Applicant's summary and conclusion

Conclusions:
With and without addition of S9 mix as the external metabolizing system, the test item was not mutagenic under the experimental conditions described.
Executive summary:

Objective

The present study was conducted to investigate the test material for mutagenic potential in a bacterial reverse gene mutation assay in the absence and presence of a rat liver metabolizing system (S9 mix).

Study Design

The investigations for the mutagenic potential of the test item were performed using Salmonella typhimurium tester strains TA 98, TA 100, TA 1535 and TA 1537, and Escherichia coil WP2 uvrA. The plate incorporation test with and without addition of liver S9 mix from rats pre-treated with beta-naphthoflavone/phenobarbital was used. In this study, two independent experimental series were performed. The S9 mix used contained 10% S9 in the 1st and 20% S9 in the 2nd series. The test item was dissolved in acetone and tested at concentrations ranging from 0.5 to 500 µg/plate.

Results

Precipitation of the test material on the agar plates occurred at concentrations >=158 µg/plate. No toxicity to the bacteria was observed.

The mean numbers of revertant colonies were all within acceptable ranges for solvent control treatments, or were clearly elevated by positive control treatments, thus, showing the expected reversion properties of all strains and good metabolic activity of the S9 mix used.

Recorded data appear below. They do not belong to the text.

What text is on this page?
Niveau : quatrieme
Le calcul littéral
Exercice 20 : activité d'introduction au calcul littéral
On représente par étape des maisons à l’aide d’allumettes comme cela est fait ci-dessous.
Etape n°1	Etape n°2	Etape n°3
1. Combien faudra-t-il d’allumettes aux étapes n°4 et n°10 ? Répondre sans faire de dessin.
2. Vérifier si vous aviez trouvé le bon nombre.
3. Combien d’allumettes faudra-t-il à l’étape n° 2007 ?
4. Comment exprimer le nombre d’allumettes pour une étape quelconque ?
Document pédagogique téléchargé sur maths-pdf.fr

Under the conditions described, there were no relevant increases in revertant numbers observed after exposure to the test item in the absence and presence of S9 mix.

According to the predetermined criteria for negative and positive results, the test item was not mutagenic under the experimental conditions described.

Conclusion

With and without addition of S9 mix as the external metabolizing system, the test item was not mutagenic under the experimental conditions described.